By Vernon Velasco
I KNOW of a photographer who’d rather get marooned on some temptation island with a really basic toy camera than get stuck with Kendall Jenner in the studio for the rest of his life. Me? I want to take Kendall to that magical island and just canoodle there, al fresco, forever and ever amen. In other words, is he out of his frigging mind?
But I have come to understand that he’s not a lonely lunatic after all, especially after he revealed that the magical place in question was the collectively known Caramoan Islands, the tip of the iceberg that is the now-getting-all-the-more-famous Camarines Sur in Bicol.
I had been to Caramoan as a tot and I remember pulling at my father’s shorts and telling him that I’d go back and marry Caramoan when I grow up.
Fifteen-odd years later, I chanced upon poignant photographs at the pedestal in Bonifacio Global City by lensmen Raymund Isaac and Erik Liongoren of the maiden and I fell in love a second time.
The set of photographs was part of 24/7/7, a seven-part photo exhibit and coffee-table book featuring Camarines Sur that was a brainchild of acclaimed photographer Jun de Leon and Camarines Sur Gov. Miguel “Migz” Villafuerte, dropping seven photographers in seven different locations to compose their visual poetry on the province’s postcard landscape, seascape and peoplescape in 24 hours.
“The idea was to showcase Camarines Sur’s people and places through a photography initiative that hasn’t been done,” Villafuerte said. “Luckily, we had Jun de Leon, who had an interesting concept and friends who were willing to take it on.”
The roster of seven acclaimed photographers included—besides Isaac, Liongoren and de Leon himself—Wig Tysmans, JA Tadeña, Jake Verzosa and Sara Black, all framing Camarines Sur onto a kind of a now-they-move-now-they-don’t photography, like the view you have from your airplane window of the boats in the sea momentarily stalling into a picturesque standstill when you ascend 17,000 feet in the air.
The photographers were alien to the concept, which, de Leon said, was inspired by the television series 24. “It made use of narration techniques via real-time footage and split screens to show simultaneous events.”
Through the eyes of Isaac and Liongoren, the ever bucolic and lonely Caramoan took an amorphous form in the nostalgic images in Sabitang Laya, Langkipaw, Matalhod, Mantalistis and then some nook and cranny populated by the island dwellers.
Meanwhile, bringing the poetic feel of Lake Buhi to the fore, Tysmans (“Lesson From Life in Lake Buhi”) captured Lake Buhi, the fisherfolk and a barangay beauty queen the way a poet might in his meandering verses.
Black’s (“Call of the Wild”) Mount Isarog trek and a dip in the Asupre Sulfur Spring yielded wallpaper-material mugshots of nature and rolling mountains.

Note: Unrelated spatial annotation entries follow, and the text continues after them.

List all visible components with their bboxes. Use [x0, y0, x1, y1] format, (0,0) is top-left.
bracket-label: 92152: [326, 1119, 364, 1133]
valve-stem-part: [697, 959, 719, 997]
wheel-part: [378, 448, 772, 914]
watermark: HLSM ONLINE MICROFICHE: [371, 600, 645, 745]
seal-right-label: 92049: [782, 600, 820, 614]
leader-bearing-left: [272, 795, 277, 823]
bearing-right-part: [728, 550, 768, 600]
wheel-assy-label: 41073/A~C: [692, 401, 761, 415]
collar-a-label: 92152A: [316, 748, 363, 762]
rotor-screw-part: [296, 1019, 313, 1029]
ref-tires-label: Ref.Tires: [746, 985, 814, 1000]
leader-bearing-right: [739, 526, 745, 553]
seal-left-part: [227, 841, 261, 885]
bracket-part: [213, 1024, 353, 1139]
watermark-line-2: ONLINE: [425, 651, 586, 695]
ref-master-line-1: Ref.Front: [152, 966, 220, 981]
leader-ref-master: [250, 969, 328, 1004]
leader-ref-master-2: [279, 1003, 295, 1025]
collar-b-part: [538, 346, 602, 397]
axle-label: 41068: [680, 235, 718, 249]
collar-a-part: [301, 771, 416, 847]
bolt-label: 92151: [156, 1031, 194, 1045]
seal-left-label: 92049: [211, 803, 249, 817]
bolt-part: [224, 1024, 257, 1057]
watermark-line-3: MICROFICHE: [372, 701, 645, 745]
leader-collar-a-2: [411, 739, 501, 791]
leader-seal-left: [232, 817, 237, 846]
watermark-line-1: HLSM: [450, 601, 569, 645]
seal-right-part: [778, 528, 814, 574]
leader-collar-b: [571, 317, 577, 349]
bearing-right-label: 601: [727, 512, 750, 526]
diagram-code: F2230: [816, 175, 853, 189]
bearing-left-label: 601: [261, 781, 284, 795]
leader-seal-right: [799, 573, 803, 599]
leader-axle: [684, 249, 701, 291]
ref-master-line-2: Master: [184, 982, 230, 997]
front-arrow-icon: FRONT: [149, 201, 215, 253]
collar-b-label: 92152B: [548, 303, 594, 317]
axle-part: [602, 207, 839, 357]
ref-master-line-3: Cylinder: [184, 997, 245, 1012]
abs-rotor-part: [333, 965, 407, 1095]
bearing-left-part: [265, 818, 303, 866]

Meanwhile, Verzosa (“Of Basketball Courts, a Motorbike and One Majestic Mountain”) explored through the same mountain on a motorbike, painting pictures of the barangays of Mount Isarog which, despite its reclusive mountain, are not bereft of basketball courts.
Like a romantic bard or a merchant in Venice, cinematographer-slash-photographer Tadeña (“Treasures From the River”) waxed poetic over the Bicol River, obviously feeling a close affinity with it. On the other hand, de Leon’s photography and wakeboarding mettle came together in the Camarines Sur Watersports Complex (CWC), producing pictures that captured the frisson in CWC at different times of the day.
“It’s really just about pursuing our passion and, in the process, helping promote Philippine tourism,” de leon said, milling about and letting themselves go wherever all this beauty in the world might take them. The whole point of travel, after all, is to be lost in the way.